Diplomatik kaynaklar, Mısır’ın Libya’yla deniz yan sınırını tek taraflı olarak belirlemesi konusunda, iki ülkenin biran evvel diyalog ve müzakere başlatması ve karşılıklı mutabakat temelinde BM Şartı’nın 33. maddesine göre Uluslararası Adalet Divanı dahil barışçı yöntemlere başvurulmasını teşvik ettiklerini bildirdi.
Libya’nın Ulusal Mutabakat Hükümeti ile Türkiye arasında 27 Kasım 2019 tarihinde ‘Akdeniz’de Deniz Yetki Alanlarının Sınırlandırılması Anlaşması’ imzalanmıştı. İki ülke arasında imzalanan antlaşmayla birlikte Akdeniz’in doğu bölgesine yeni bir dinamik getirilmişti.
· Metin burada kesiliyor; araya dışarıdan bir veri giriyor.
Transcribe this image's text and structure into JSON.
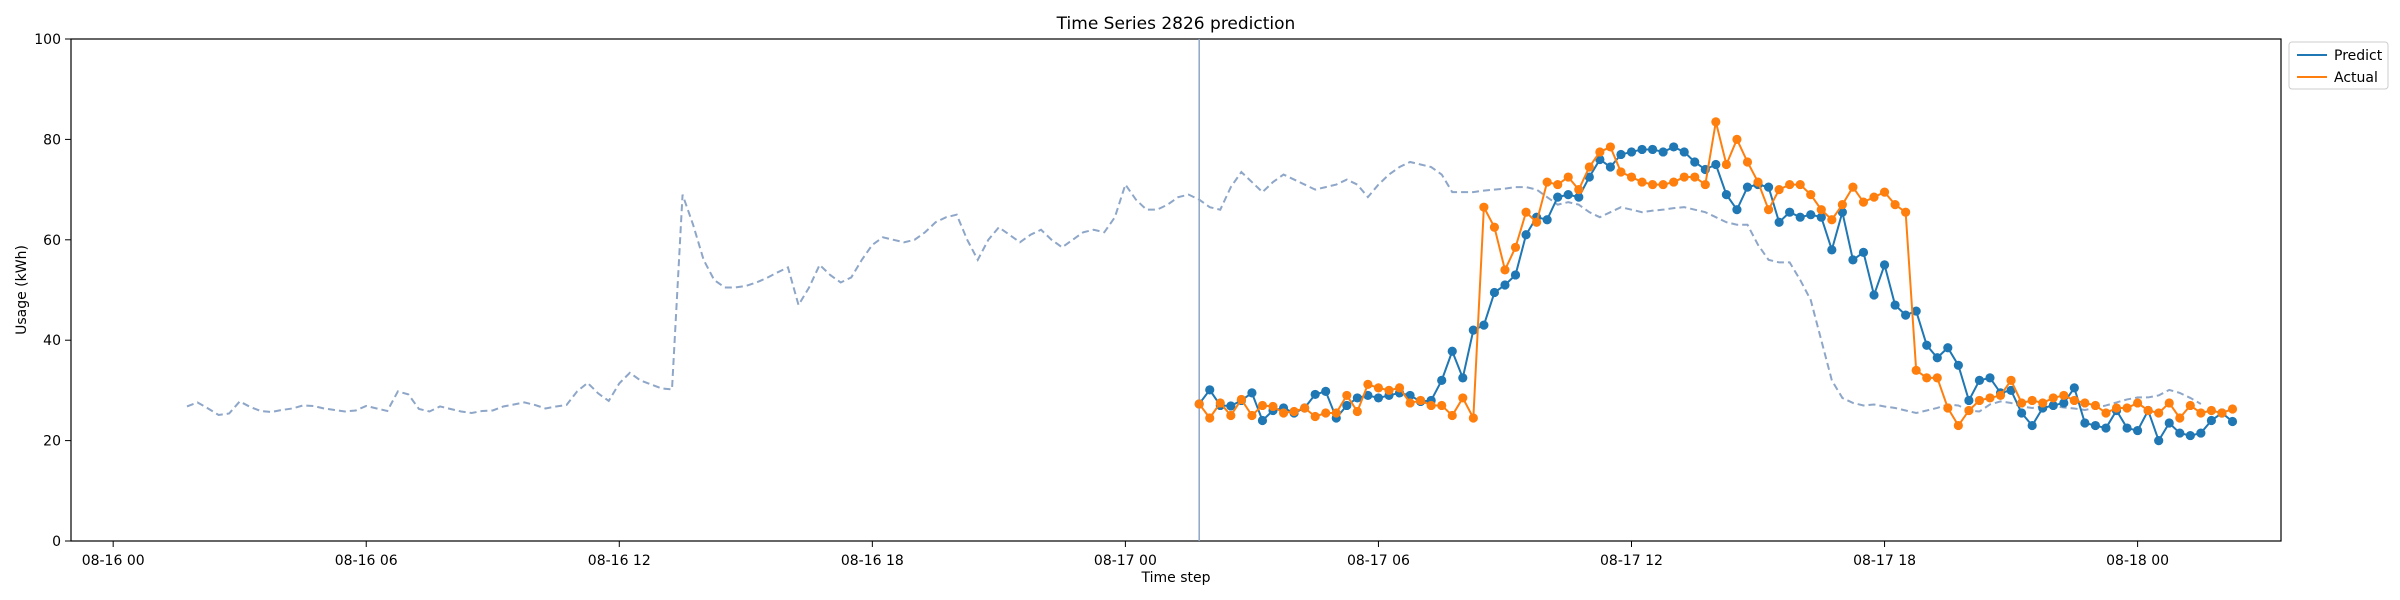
{
  "chart_data": {
    "type": "line",
    "title": "Time Series 2826 prediction",
    "xlabel": "Time step",
    "ylabel": "Usage (kWh)",
    "ylim": [
      0,
      100
    ],
    "xlim": [
      "08-15 23:00",
      "08-18 03:24"
    ],
    "x_ticks": [
      "08-16 00",
      "08-16 06",
      "08-16 12",
      "08-16 18",
      "08-17 00",
      "08-17 06",
      "08-17 12",
      "08-17 18",
      "08-18 00"
    ],
    "y_ticks": [
      0,
      20,
      40,
      60,
      80,
      100
    ],
    "grid": false,
    "legend": {
      "placement": "top-right, outside plot area"
    },
    "forecast_start": "08-17 01:45",
    "colors": {
      "history": "#8ea6c8",
      "predict": "#1f77b4",
      "actual": "#ff7f0e",
      "forecast_line": "#8ea6c8"
    },
    "series": [
      {
        "role": "history",
        "name": "",
        "style": "dashed",
        "markers": false,
        "start": "08-16 01:45",
        "step_minutes": 15,
        "values": [
          26.8,
          27.6,
          26.4,
          25.1,
          25.4,
          27.8,
          26.7,
          25.9,
          25.7,
          26.1,
          26.4,
          27.0,
          26.9,
          26.4,
          26.1,
          25.8,
          26.0,
          26.9,
          26.4,
          25.9,
          29.8,
          29.2,
          26.3,
          25.8,
          26.8,
          26.3,
          25.8,
          25.5,
          25.9,
          26.0,
          26.8,
          27.2,
          27.6,
          27.1,
          26.4,
          26.8,
          27.1,
          29.8,
          31.5,
          29.4,
          27.9,
          31.4,
          33.5,
          32.0,
          31.2,
          30.4,
          30.2,
          69.0,
          63.0,
          56.0,
          52.0,
          50.5,
          50.5,
          50.8,
          51.5,
          52.4,
          53.5,
          54.5,
          47.0,
          50.5,
          55.0,
          53.0,
          51.5,
          52.5,
          56.0,
          59.0,
          60.5,
          60.0,
          59.5,
          60.0,
          61.5,
          63.5,
          64.5,
          65.0,
          60.0,
          56.0,
          60.0,
          62.5,
          61.0,
          59.5,
          61.0,
          62.0,
          60.0,
          58.5,
          60.0,
          61.5,
          62.0,
          61.5,
          64.5,
          71.0,
          68.0,
          66.0,
          66.0,
          67.0,
          68.5,
          69.0,
          68.0,
          66.5,
          66.0,
          70.5,
          73.5,
          71.5,
          69.5,
          71.5,
          73.0,
          72.0,
          71.0,
          70.0,
          70.5,
          71.0,
          72.0,
          71.0,
          68.5,
          71.0,
          73.0,
          74.5,
          75.5,
          75.0,
          74.5,
          73.0,
          69.5,
          69.5,
          69.5,
          69.8,
          70.0,
          70.2,
          70.5,
          70.5,
          70.0,
          68.5,
          67.0,
          67.5,
          67.0,
          65.5,
          64.5,
          65.5,
          66.5,
          66.0,
          65.5,
          65.8,
          66.0,
          66.3,
          66.5,
          66.0,
          65.5,
          64.5,
          63.5,
          63.0,
          63.0,
          59.0,
          56.0,
          55.5,
          55.5,
          52.0,
          48.0,
          40.0,
          32.0,
          28.5,
          27.5,
          27.0,
          27.2,
          26.8,
          26.5,
          26.0,
          25.5,
          26.0,
          26.5,
          27.2,
          27.0,
          26.0,
          25.8,
          27.2,
          27.8,
          27.5,
          26.8,
          26.5,
          26.8,
          26.9,
          26.6,
          26.4,
          26.1,
          26.5,
          27.0,
          27.6,
          28.2,
          28.6,
          28.6,
          29.0,
          30.1,
          29.5,
          28.5,
          27.3
        ]
      },
      {
        "role": "predict",
        "name": "Predict",
        "style": "solid",
        "markers": true,
        "start": "08-17 01:45",
        "step_minutes": 15,
        "values": [
          27.3,
          30.1,
          27.0,
          26.9,
          28.0,
          29.5,
          24.0,
          26.0,
          26.5,
          25.5,
          26.5,
          29.2,
          29.8,
          24.5,
          27.0,
          28.5,
          29.0,
          28.5,
          29.0,
          29.5,
          29.0,
          27.8,
          28.0,
          32.0,
          37.8,
          32.5,
          42.0,
          43.0,
          49.5,
          51.0,
          53.0,
          61.0,
          64.5,
          64.0,
          68.5,
          69.0,
          68.5,
          72.5,
          76.0,
          74.5,
          77.0,
          77.5,
          78.0,
          78.0,
          77.5,
          78.5,
          77.5,
          75.5,
          74.0,
          75.0,
          69.0,
          66.0,
          70.5,
          71.0,
          70.5,
          63.5,
          65.5,
          64.5,
          65.0,
          64.5,
          58.0,
          65.5,
          56.0,
          57.5,
          49.0,
          55.0,
          47.0,
          45.0,
          45.8,
          39.0,
          36.5,
          38.5,
          35.0,
          28.0,
          32.0,
          32.5,
          29.5,
          30.0,
          25.5,
          23.0,
          26.5,
          27.0,
          27.5,
          30.5,
          23.5,
          23.0,
          22.5,
          26.0,
          22.5,
          22.0,
          26.0,
          20.0,
          23.5,
          21.5,
          21.0,
          21.5,
          24.0,
          25.5,
          23.8
        ]
      },
      {
        "role": "actual",
        "name": "Actual",
        "style": "solid",
        "markers": true,
        "start": "08-17 01:45",
        "step_minutes": 15,
        "values": [
          27.3,
          24.5,
          27.5,
          25.0,
          28.2,
          25.0,
          27.0,
          26.8,
          25.5,
          25.8,
          26.5,
          24.8,
          25.5,
          25.5,
          29.0,
          25.8,
          31.2,
          30.5,
          30.0,
          30.5,
          27.5,
          28.0,
          27.0,
          27.0,
          25.0,
          28.5,
          24.5,
          66.5,
          62.5,
          54.0,
          58.5,
          65.5,
          63.5,
          71.5,
          71.0,
          72.5,
          70.0,
          74.5,
          77.5,
          78.5,
          73.5,
          72.5,
          71.5,
          71.0,
          71.0,
          71.5,
          72.5,
          72.5,
          71.0,
          83.5,
          75.0,
          80.0,
          75.5,
          71.5,
          66.0,
          70.0,
          71.0,
          71.0,
          69.0,
          66.0,
          64.0,
          67.0,
          70.5,
          67.5,
          68.5,
          69.5,
          67.0,
          65.5,
          34.0,
          32.5,
          32.5,
          26.5,
          23.0,
          26.0,
          28.0,
          28.5,
          29.0,
          32.0,
          27.5,
          28.0,
          27.5,
          28.5,
          29.0,
          28.0,
          27.5,
          27.0,
          25.5,
          26.5,
          26.5,
          27.5,
          26.0,
          25.5,
          27.5,
          24.5,
          27.0,
          25.5,
          26.0,
          25.5,
          26.3
        ]
      }
    ]
  }
}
Mısır ise 11 Aralık tarihinde 9 coğrafi koordinatla tek taraflı olarak Libya’yla deniz yan sınırı belirlemişti. Konuyla ilgili diplomatik kaynaklardan edinilen bilgiye göre, Mısır’ın tek taraflı olarak belirlediği Libya’yla deniz yan sınırının Türkiye’nin Doğu Akdeniz’deki kıta sahanlığını ihlal etmediği öğrenildi. Kaynaklardan edinilen bilgiye göre, söz konusu deniz yan sınırının hangi sınırlandırma metoduyla belirlendiğinin, özel/ilgili coğrafi koşulların dikkate alınıp alınmadığının ve hakkaniyet ilkesine tümüyle riayet edilip edilmediğinin belli olmadığı bildirildi. Kaynaklar ayrıca, söz konusu deniz yan sınırı çizgisi iki ülke ana karaları arasındaki ortay hattın batısında çizildiği için Libya’nın kıta sahanlığı haklarını ihlal ettiğini vurguladı. Libya, Mısır’ın yayınladığı bu Cumhurbaşkanlığı Kararnamesi’yle haklarının ihlal edildiği yönünde 16 Aralık tarihinde bir açıklamada bulunmuştu.
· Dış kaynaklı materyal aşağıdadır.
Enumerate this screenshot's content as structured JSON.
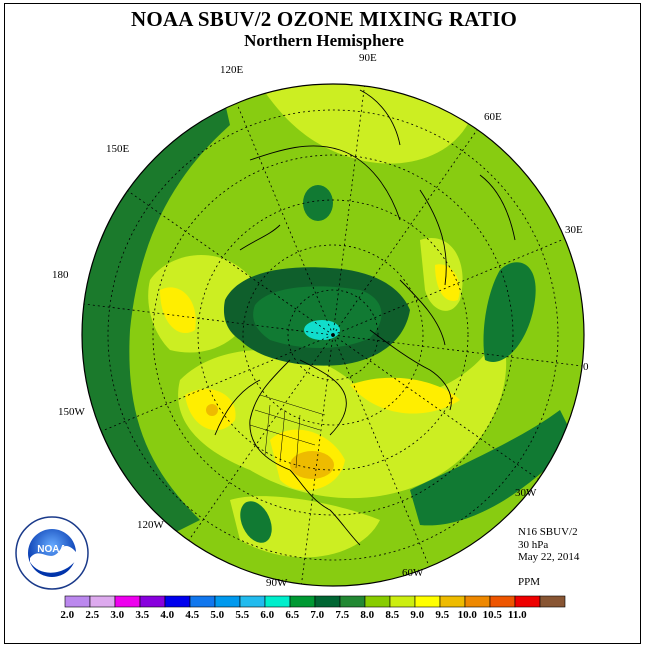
{
  "title": "NOAA SBUV/2 OZONE MIXING RATIO",
  "subtitle": "Northern Hemisphere",
  "info": {
    "instrument": "N16 SBUV/2",
    "level": "30 hPa",
    "date": "May 22, 2014",
    "units": "PPM"
  },
  "longitude_labels": [
    "90E",
    "60E",
    "30E",
    "0",
    "30W",
    "60W",
    "90W",
    "120W",
    "150W",
    "180",
    "150E",
    "120E"
  ],
  "colorbar": {
    "labels": [
      "2.0",
      "2.5",
      "3.0",
      "3.5",
      "4.0",
      "4.5",
      "5.0",
      "5.5",
      "6.0",
      "6.5",
      "7.0",
      "7.5",
      "8.0",
      "8.5",
      "9.0",
      "9.5",
      "10.0",
      "10.5",
      "11.0"
    ],
    "colors": [
      "#bb88ee",
      "#ddaaee",
      "#ee00ee",
      "#8800dd",
      "#0000ee",
      "#1177ee",
      "#0099ee",
      "#22bbee",
      "#00eecc",
      "#009933",
      "#006633",
      "#228833",
      "#88cc00",
      "#ccee11",
      "#ffff00",
      "#eebb00",
      "#ee8800",
      "#ee5500",
      "#ee0000",
      "#885533"
    ]
  },
  "logo_text": "NOAA"
}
Söz konusu sınır çizgisinin Libya ile Mısır arasında ikili bir müzakere neticesinde belirlenmediğine vurgu yapan diplomatik kaynaklar, Türkiye’nin iki ülkenin sınırlarının uluslararası hukuka uygun olarak tespiti için Libya ve Mısır’ın biran evvel diyalog ve müzakere başlatmasını ve bu bağlamda karşılıklı mutabakat temelinde BM Şartı’nın 33. maddesinde kayıtlı Uluslararası Adalet Divanı dahil barışçı yöntemlere başvurulmasını teşvik ettiklerini bildirdi.